While job creation has clearly slowed, he said, there’s still a strong migration trend to the Twin Cities metro area from more expensive cities.

“With low unemployment locally, businesses are recruiting new hires from outside our market, and they are showing a strong tendency to rent when they get here,” he said.

According to a recent survey of the 60 U.S. metro areas by Yardi Matrix, a national real estate research firm, the average vacancy rate in the Twin Cities metro at the end of June was 3% — the lowest in the nation. The average rent increase, however, was only slightly above the national average at 4%.

Mary Bujold, president of Twin Cities-based Maxfield Research and Consulting, and other market watchers say that as supply increases and absorption rates in some submarkets slow, concessions might blunt the pain of rising rents over the next 12 to 18 months.

And while developers haven’t yet started bailing on proposed projects, incremental changes are underway.

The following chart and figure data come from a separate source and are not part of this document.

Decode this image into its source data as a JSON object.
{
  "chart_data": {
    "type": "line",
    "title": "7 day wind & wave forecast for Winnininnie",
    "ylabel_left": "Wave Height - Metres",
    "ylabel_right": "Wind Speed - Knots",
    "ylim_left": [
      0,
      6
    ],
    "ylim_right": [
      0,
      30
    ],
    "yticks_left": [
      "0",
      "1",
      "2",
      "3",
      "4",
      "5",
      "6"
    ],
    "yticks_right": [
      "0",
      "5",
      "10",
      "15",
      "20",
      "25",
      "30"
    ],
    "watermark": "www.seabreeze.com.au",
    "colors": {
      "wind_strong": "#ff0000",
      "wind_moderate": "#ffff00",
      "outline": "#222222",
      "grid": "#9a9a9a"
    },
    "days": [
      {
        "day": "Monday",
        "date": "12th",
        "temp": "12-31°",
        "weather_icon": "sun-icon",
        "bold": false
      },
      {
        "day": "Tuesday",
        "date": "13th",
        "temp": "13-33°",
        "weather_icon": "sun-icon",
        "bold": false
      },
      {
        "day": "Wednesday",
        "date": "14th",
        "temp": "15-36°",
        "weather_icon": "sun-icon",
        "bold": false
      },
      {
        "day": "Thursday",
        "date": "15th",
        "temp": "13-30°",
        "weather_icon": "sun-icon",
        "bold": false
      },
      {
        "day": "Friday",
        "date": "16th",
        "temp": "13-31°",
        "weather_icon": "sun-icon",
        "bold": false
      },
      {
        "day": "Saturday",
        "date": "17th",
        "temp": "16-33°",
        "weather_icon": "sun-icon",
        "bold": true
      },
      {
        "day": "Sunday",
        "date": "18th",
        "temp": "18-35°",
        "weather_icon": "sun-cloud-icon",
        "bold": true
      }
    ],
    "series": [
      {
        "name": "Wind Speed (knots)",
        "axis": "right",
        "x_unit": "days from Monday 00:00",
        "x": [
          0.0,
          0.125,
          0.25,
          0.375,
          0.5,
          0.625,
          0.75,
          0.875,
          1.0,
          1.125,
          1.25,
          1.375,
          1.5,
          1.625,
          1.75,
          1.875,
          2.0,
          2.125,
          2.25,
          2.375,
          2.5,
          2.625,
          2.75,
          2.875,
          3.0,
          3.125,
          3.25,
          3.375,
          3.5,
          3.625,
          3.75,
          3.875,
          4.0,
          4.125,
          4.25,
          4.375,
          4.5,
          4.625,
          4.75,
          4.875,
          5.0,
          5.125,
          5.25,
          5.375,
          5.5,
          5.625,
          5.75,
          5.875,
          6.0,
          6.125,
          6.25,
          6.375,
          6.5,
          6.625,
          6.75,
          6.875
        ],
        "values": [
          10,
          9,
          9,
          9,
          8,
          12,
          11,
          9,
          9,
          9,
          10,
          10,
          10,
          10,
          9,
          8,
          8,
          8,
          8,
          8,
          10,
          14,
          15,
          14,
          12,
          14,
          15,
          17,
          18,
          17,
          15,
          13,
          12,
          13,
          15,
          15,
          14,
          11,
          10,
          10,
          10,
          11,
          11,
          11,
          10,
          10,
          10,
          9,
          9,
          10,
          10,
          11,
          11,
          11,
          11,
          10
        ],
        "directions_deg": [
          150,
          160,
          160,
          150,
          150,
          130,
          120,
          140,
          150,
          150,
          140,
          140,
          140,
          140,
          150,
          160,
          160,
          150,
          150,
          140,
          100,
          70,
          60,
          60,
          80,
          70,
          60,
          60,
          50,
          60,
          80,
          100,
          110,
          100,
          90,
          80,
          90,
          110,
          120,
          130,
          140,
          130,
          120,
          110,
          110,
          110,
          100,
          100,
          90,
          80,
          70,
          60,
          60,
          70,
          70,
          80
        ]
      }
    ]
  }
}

Lenders are being more cautious and developers are facing steep increases in construction costs that “keep coming in higher than anyone is prepared for,” she said.

In particular, the industry has been struggling with the impact of tariffs and the rising cost of commodities, including concrete and steel. Finished products also cost more. The latest Bureau of Labor Statistics report shows that during July, plumbing fixtures and fittings cost 6.5% more than last year and the price of furnaces and heaters was up 11%.

Those challenges are forcing some developers to re-evaluate their projects. Though Bader Development received approval to build two 26-story apartment towers with more than 700 units near Bde Maka Ska, formerly called Lake Calhoun, in south Minneapolis, last week it asked the city to reconfigure the project with the same number of units in just one tower to reduce construction costs.

Bujold said that despite a growing number of challenges, cheap borrowing costs will fuel more apartment construction as long as lenders are willing to lend.

“That concerns me a little about supply overheating the market,” she said.